Plato was an opponent of the relativism and scepticism of the Sophists; but, like them he focused on values rather than on physical science. Aristotle credits Socrates with emphasizing moral questions and precise definitions; and Plato surely absorbed these lessons.

Plato was no friend of the Thirty Tyrants, who's reign (404-403 BC) lasted only 8 months, but he also was not a friend of the Athenian democracy when it was restored. He alienated them by him method of critical interrogation. In 399 BC he was brought to trial with the capital crimes of religious impiety and corruption of youth, convicted, and sentenced to death. His friends offered to pay a fine instead of the death penalty. As Plato tells us in the Seventh Letter after Socrates' death, he became disenchanted with all existing political regimes, and felt that the only salvation of politics would require that "either true and genuine philosophers attain political power or the rulers of states by some dispensation of providence become genuine philosophers."

About 387 BC, Plato founded a school in Athens, in a grove sacred to the demigod Academus, called the Academy (which is where we get the word academics from today). It was, in effect, a university of higher learning, which included physical science, astronomy, and mathematics, as well as philosophy. In addition to presiding over the Academy, Plato delivered lectures, which were never published.

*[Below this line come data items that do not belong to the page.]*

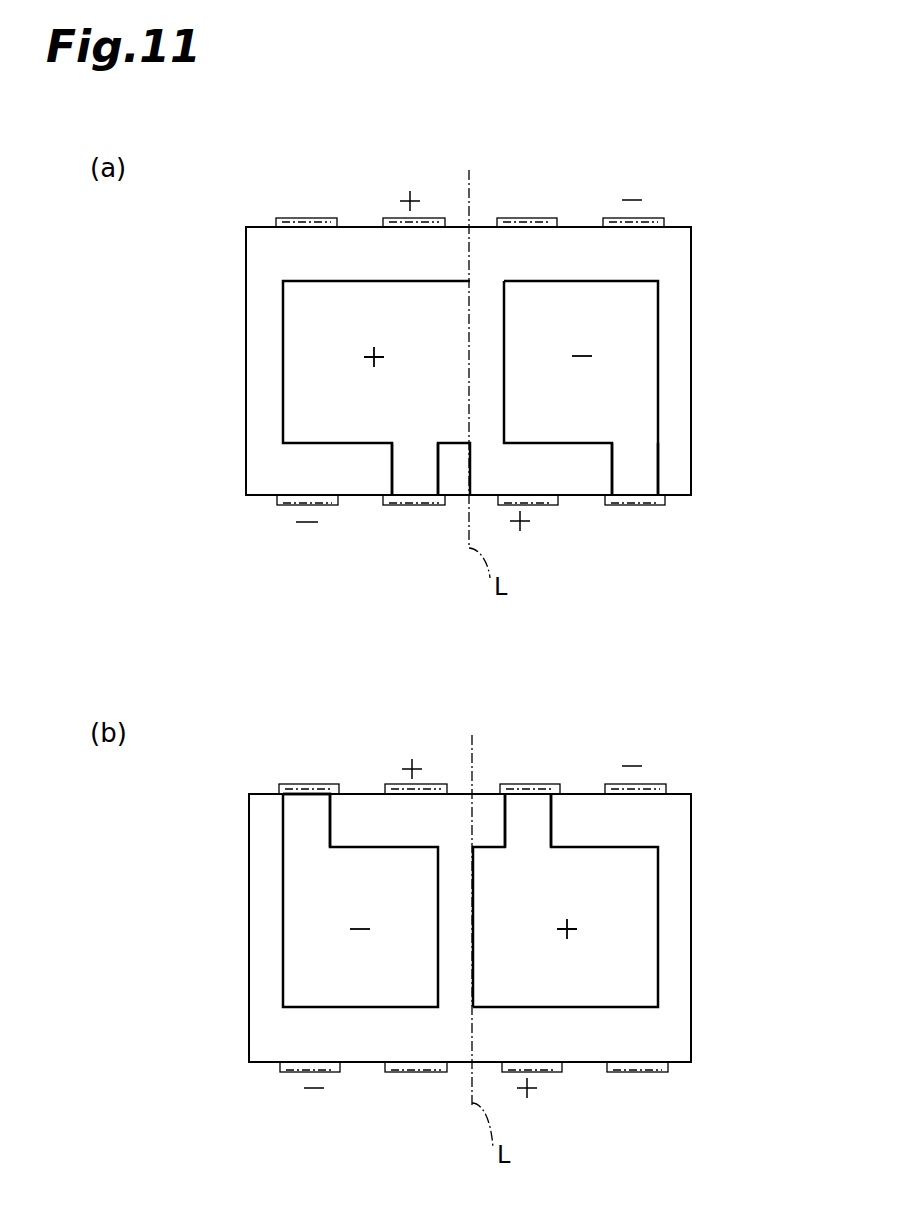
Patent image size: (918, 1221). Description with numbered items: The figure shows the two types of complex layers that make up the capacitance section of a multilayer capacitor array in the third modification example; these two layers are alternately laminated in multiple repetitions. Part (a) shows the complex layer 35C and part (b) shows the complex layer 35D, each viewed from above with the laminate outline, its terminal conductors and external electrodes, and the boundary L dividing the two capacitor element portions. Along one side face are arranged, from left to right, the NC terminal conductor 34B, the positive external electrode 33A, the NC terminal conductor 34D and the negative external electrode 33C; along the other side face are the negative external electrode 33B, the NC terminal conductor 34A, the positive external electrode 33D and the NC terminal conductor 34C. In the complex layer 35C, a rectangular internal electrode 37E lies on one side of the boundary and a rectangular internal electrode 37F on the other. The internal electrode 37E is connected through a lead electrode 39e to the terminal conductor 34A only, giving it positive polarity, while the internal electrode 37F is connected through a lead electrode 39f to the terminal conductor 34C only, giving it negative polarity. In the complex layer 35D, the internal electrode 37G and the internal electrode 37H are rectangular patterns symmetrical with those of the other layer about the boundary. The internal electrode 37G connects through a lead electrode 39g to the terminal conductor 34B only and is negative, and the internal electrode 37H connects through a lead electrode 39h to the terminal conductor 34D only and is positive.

The complex layer 35C is at (748, 201).
The complex layer 35D is at (748, 769).
The internal electrode 37E is at (298, 352).
The internal electrode 37F is at (643, 352).
The internal electrode 37G is at (300, 937).
The internal electrode 37H is at (643, 935).
The lead electrode 39e is at (410, 470).
The lead electrode 39f is at (640, 467).
The lead electrode 39g is at (302, 818).
The lead electrode 39h is at (536, 812).
The external electrode 33A is at (394, 216).
The external electrode 33B is at (286, 507).
The external electrode 33C is at (655, 216).
The external electrode 33D is at (549, 507).
The terminal conductor 34A is at (395, 507).
The terminal conductor 34B is at (292, 216).
The terminal conductor 34C is at (660, 1074).
The terminal conductor 34D is at (550, 216).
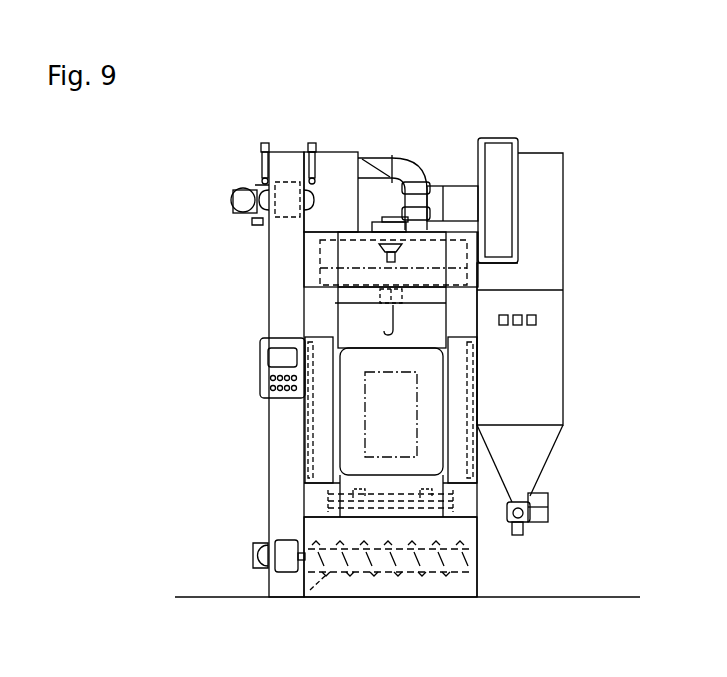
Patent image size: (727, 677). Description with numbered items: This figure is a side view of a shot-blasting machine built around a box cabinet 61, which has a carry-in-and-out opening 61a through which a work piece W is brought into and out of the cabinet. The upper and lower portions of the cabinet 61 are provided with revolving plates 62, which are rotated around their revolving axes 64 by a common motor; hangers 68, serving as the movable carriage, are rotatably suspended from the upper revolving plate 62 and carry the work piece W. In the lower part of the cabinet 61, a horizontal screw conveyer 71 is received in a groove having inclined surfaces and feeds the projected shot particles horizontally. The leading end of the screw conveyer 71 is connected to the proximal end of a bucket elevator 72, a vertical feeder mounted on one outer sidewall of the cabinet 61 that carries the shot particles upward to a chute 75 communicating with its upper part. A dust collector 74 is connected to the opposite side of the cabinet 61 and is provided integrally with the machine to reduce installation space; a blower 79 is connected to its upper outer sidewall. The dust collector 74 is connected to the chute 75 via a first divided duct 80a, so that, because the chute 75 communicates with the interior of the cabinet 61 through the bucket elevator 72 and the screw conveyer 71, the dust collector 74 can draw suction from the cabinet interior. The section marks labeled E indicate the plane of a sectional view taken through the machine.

The box cabinet 61 is at (303, 328).
The carry-in-and-out opening 61a is at (352, 363).
The revolving plate 62 is at (320, 272).
The revolving axis 64 is at (383, 257).
The hanger 68 is at (390, 330).
The horizontal screw conveyer 71 is at (347, 601).
The bucket elevator 72 is at (266, 448).
The dust collector 74 is at (575, 212).
The chute 75 is at (335, 152).
The blower 79 is at (498, 130).
The first divided duct 80a is at (415, 152).
The work piece W is at (365, 415).
The section line E- E is at (528, 122).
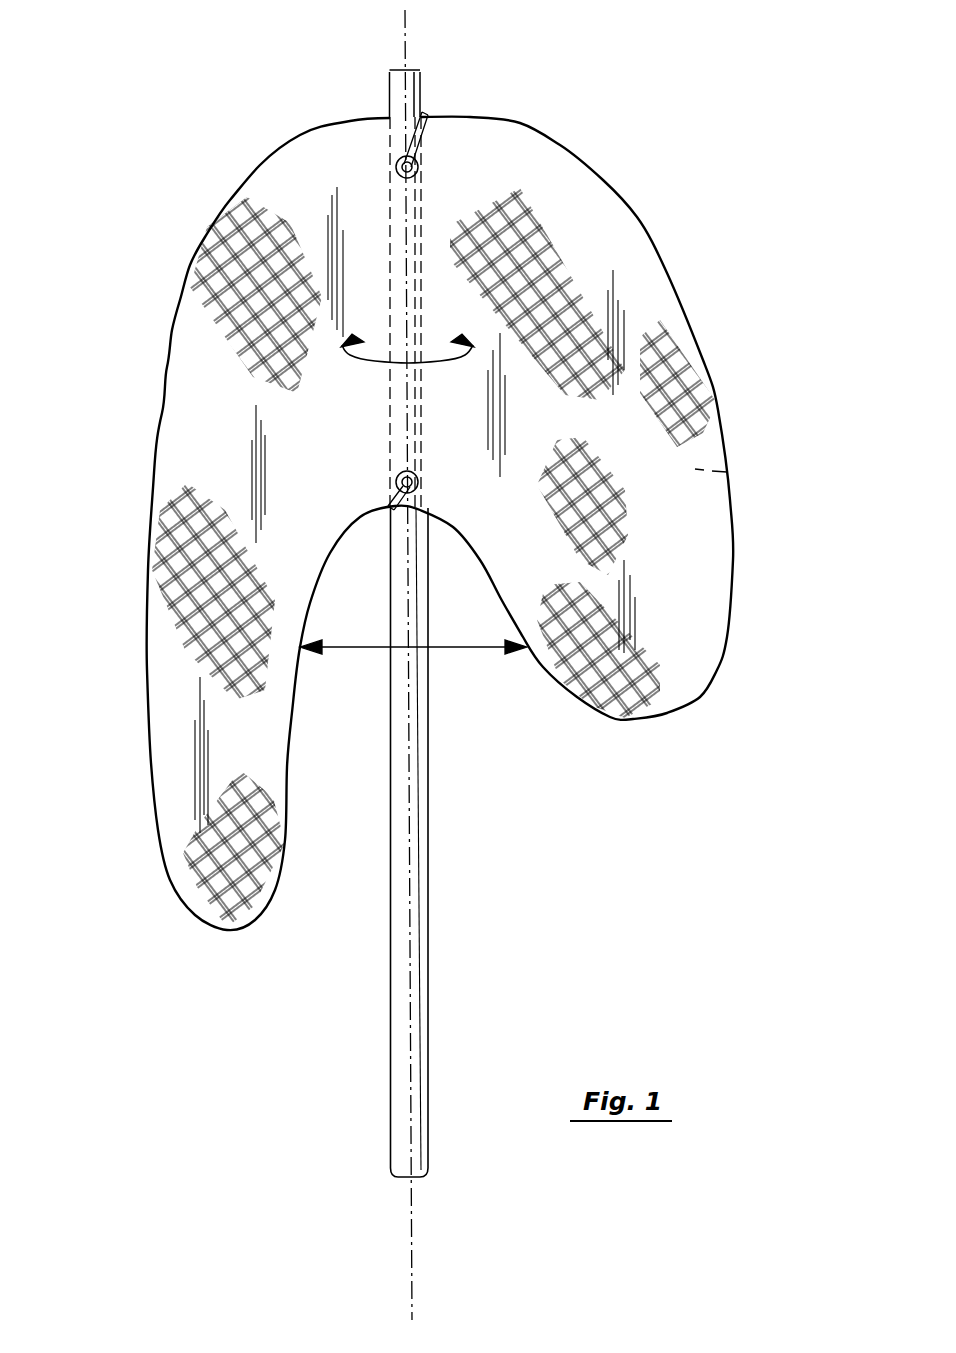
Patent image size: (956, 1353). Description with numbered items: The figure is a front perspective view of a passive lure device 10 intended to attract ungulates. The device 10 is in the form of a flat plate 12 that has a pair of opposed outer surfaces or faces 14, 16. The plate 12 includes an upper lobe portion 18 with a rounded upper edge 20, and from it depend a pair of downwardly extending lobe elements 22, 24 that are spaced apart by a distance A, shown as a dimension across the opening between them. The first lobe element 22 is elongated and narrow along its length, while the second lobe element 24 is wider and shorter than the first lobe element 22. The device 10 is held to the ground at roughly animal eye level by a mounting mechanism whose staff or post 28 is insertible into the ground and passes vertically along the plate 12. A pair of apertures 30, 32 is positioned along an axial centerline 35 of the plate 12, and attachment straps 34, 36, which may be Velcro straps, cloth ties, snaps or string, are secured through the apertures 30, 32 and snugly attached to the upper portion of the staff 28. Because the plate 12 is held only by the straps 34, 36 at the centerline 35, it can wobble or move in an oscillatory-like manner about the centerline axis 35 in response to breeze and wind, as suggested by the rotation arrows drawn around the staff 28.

In 367 BC Dionysius died and was succeeded by his teenage son, Dionysius II, whose uncle, Dion, was a close friend to Plato. Dion invited Plato to come a school Dionysius for his future kingship. Plato, seeing that this was a way for him to complete his goal for a philosopher king decided to travel to Sicily and take control of the boy's studies. Dionysius II later had a fight with Dion, and exiled him, Plato was unable to convert the boy to philosophy and returned the Athens, where Dion had established residence. Plato continued correspondence with Dionysius II, and tried to have him reconcile with Dion. Dionysius II lured Plato into a trap, by telling him that he wanted to become a philosopher. Plato was trapped in Syracuse until 360. Where he traveled back to Athens and continued to function as president of the Academy. He died in 347 BC, at about the age of eighty.